- Durable session graph
- Conversation records, tool events, mode events, and plugin nodes live in one
SessionGraph per session. SessionReadView and ChronologicalProjection read it; nothing else owns persistence.
- Per-turn atomic commit
RuntimeCommit writes graph delta, checkpoint blobs, usage deltas, and head revision in one SQLite transaction with optimistic CAS on expected_head_revision. Partial turn = no commit.
- Typed plugin capabilities
- Tools see a named
ToolContext surface — tasks(), sessions(), direct_completion, tool_catalog, snapshot reads — not a general host handle. There is no ToolContext::host() escape hatch.
- Sandboxed code load, ready
- RLM mode runs model-emitted Lashlang programs in a VM with no filesystem, process, or network surface. Every effect crosses
ToolHost. Use it when the model should compose multiple tool calls per turn instead of one.
- Subagent capability boundaries
Capability::resolve(parent_policy) returns a constrained SessionSpec for the child. Interactive-only tools are stripped from every subagent surface regardless of capability.
- Semantic event stream
- Identity-bearing
TurnActivity items: assistant prose deltas, reasoning deltas, tool start/complete pairs with correlation ids, code-block start/complete, terminal SubmittedValue/ToolValue, per-call and rolling usage. Apps fold this directly into product state.
- Tracing as a first-class sink
- Every provider call across every session emits
TraceRecords through TraceSink implementations.

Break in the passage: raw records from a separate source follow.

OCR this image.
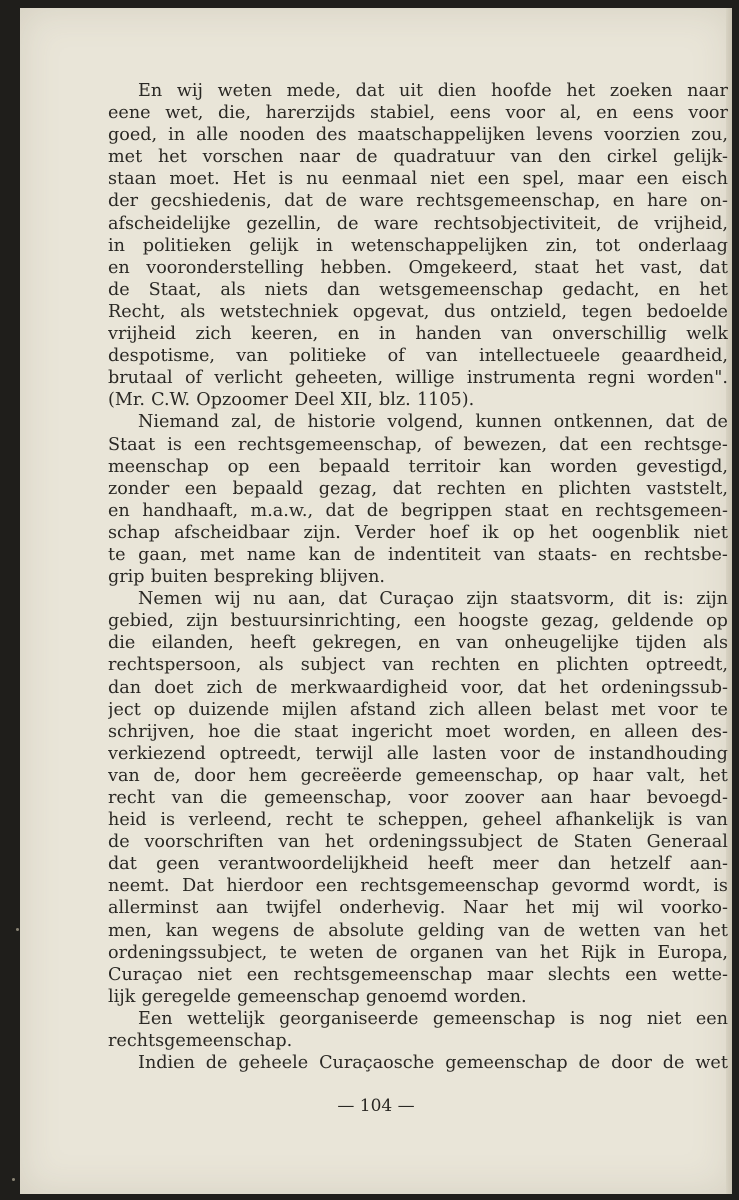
En wij weten mede, dat uit dien hoofde het zoeken naar
eene wet, die, harerzijds stabiel, eens voor al, en eens voor
goed, in alle nooden des maatschappelijken levens voorzien zou,
met het vorschen naar de quadratuur van den cirkel gelijk-
staan moet. Het is nu eenmaal niet een spel, maar een eisch
der gecshiedenis, dat de ware rechtsgemeenschap, en hare on-
afscheidelijke gezellin, de ware rechtsobjectiviteit, de vrijheid,
in politieken gelijk in wetenschappelijken zin, tot onderlaag
en vooronderstelling hebben. Omgekeerd, staat het vast, dat
de Staat, als niets dan wetsgemeenschap gedacht, en het
Recht, als wetstechniek opgevat, dus ontzield, tegen bedoelde
vrijheid zich keeren, en in handen van onverschillig welk
despotisme, van politieke of van intellectueele geaardheid,
brutaal of verlicht geheeten, willige instrumenta regni worden".
(Mr. C.W. Opzoomer Deel XII, blz. 1105).
Niemand zal, de historie volgend, kunnen ontkennen, dat de
Staat is een rechtsgemeenschap, of bewezen, dat een rechtsge-
meenschap op een bepaald territoir kan worden gevestigd,
zonder een bepaald gezag, dat rechten en plichten vaststelt,
en handhaaft, m.a.w., dat de begrippen staat en rechtsgemeen-
schap afscheidbaar zijn. Verder hoef ik op het oogenblik niet
te gaan, met name kan de indentiteit van staats- en rechtsbe-
grip buiten bespreking blijven.
Nemen wij nu aan, dat Curaçao zijn staatsvorm, dit is: zijn
gebied, zijn bestuursinrichting, een hoogste gezag, geldende op
die eilanden, heeft gekregen, en van onheugelijke tijden als
rechtspersoon, als subject van rechten en plichten optreedt,
dan doet zich de merkwaardigheid voor, dat het ordeningssub-
ject op duizende mijlen afstand zich alleen belast met voor te
schrijven, hoe die staat ingericht moet worden, en alleen des-
verkiezend optreedt, terwijl alle lasten voor de instandhouding
van de, door hem gecreëerde gemeenschap, op haar valt, het
recht van die gemeenschap, voor zoover aan haar bevoegd-
heid is verleend, recht te scheppen, geheel afhankelijk is van
de voorschriften van het ordeningssubject de Staten Generaal
dat geen verantwoordelijkheid heeft meer dan hetzelf aan-
neemt. Dat hierdoor een rechtsgemeenschap gevormd wordt, is
allerminst aan twijfel onderhevig. Naar het mij wil voorko-
men, kan wegens de absolute gelding van de wetten van het
ordeningssubject, te weten de organen van het Rijk in Europa,
Curaçao niet een rechtsgemeenschap maar slechts een wette-
lijk geregelde gemeenschap genoemd worden.
Een wettelijk georganiseerde gemeenschap is nog niet een
rechtsgemeenschap.
Indien de geheele Curaçaosche gemeenschap de door de wet
— 104 —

JSONL by default, OTel optional.
- Snapshot and restore seams
- Plugins, tool state, and the Lashlang VM each persist through versioned snapshot writers so a parked session resumes intact across process restarts.
What sits outside this crate, on purpose: tenancy boundaries, retention and lifecycle for long-lived artifacts, discovery of agent-authored procedures, a shared coherent image across many sessions. lash is the kernel and runtime; the platform-shaped pieces belong to whatever embeds it.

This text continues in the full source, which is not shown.